1. A single-channel output multispectral integration module for use in a multispectral imaging device, the single-channel output multispectral integration module comprising:

the rear side of the mounting plate is provided with an LED excitation device;

the LED lamps are arranged on the front side of the mounting plate, and the connecting ends of the LED lamps penetrate through the mounting plate and are electrically connected with the LED excitation device;

the light homogenizing device is arranged in front of the LED lamps and used for converting point light sources of the LED lamps into surface light sources; and the number of the first and second groups,

and the light guide devices are correspondingly connected with the LED lamps and are positioned between the light uniformizing device and the LED lamps, and the light guide devices are used for guiding the light of the correspondingly connected LED lamps to the light uniformizing device.

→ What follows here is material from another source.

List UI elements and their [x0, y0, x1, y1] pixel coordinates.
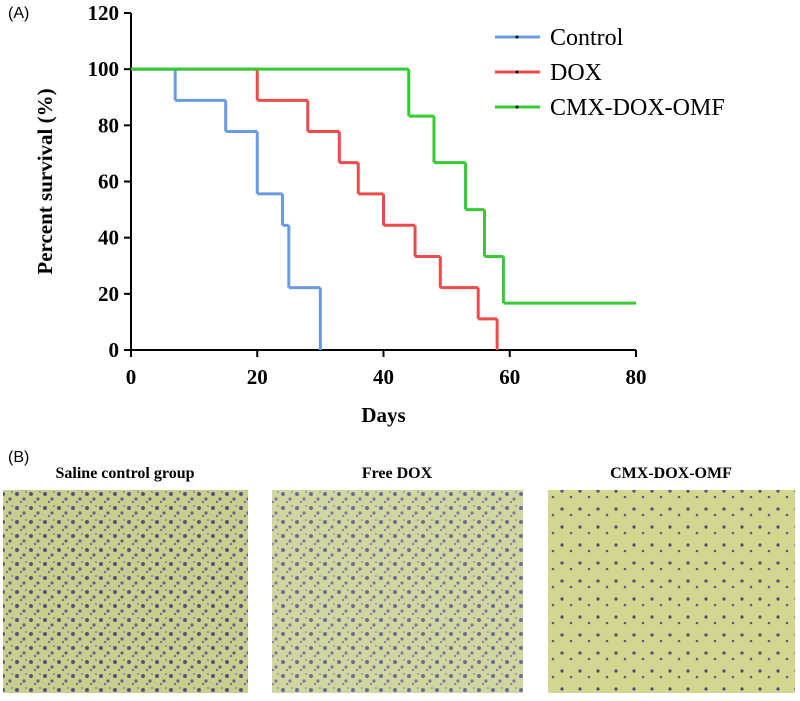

2. The single-channel-output multispectral integration module of claim 1, wherein the plurality of LED lights are distributed in an array on the mounting board; or,

the plurality of LED lamps are arranged on the mounting plate in a plurality of concentric circles.

3. The single-channel output multispectral integration module of claim 1, wherein the dodging device is a dodging rod or a dodging plate.

4. The single-channel output multispectral integration module of claim 1, wherein the light guide device is a light guide tube or an optical fiber.

5. The single-channel output multispectral integration module of claim 1, wherein the mounting plate is provided with a plurality of mounting platforms protruding forwards, and the plurality of LED lamps are correspondingly arranged at the plurality of mounting platforms;

the light guide device is an optical fiber, and the optical fiber is connected with the corresponding LED lamp through a sleeve arranged in the front-back direction;

the inner cavity of the rear end of the sleeve is sleeved with the mounting table and the LED lamp, the inner cavity of the rear end of the sleeve is arranged in a step shape with a small front part and a large rear part to form an annular step surface arranged backwards, the mounting table is abutted against the annular step surface, and the peripheral surface of the mounting table is connected with the inner side wall of the rear end of the sleeve in a bonding mode through glue;

the inner cavity of the front end of the sleeve is in sleeve joint with the rear end of the optical fiber, and the inner side wall of the front end of the sleeve is connected with the optical fiber in a bonding mode through glue.

6. The single-channel output multispectral integration module as claimed in claim 5, wherein the peripheral surface of the mounting platform has a first annular groove formed along the circumferential direction thereof, the inner sidewall of the rear end of the sleeve has a second annular groove formed corresponding to the mounting platform, and the first annular groove and the second annular groove are filled with glue; and/or the presence of a gas in the gas,

and a third annular groove is formed in the inner side wall of the front end of the sleeve corresponding to the optical fiber, and glue is filled in the third annular groove.

7. The single-channel output multispectral integration module of claim 6, wherein the first annular groove and the second annular groove are staggered in a front-to-back direction.

8. The single-channel output multispectral integration module of claim 5, wherein a ball lens is bonded within the sleeve and is positioned between the corresponding LED lamp and the optical fiber.

9. The single-channel output multispectral integration module as claimed in claim 8, wherein an annular mounting groove is formed on an inner sidewall of the sleeve, the annular mounting groove being engaged with the spherical lens, and glue is filled between the annular mounting groove and the spherical lens to bond and fix the spherical lens.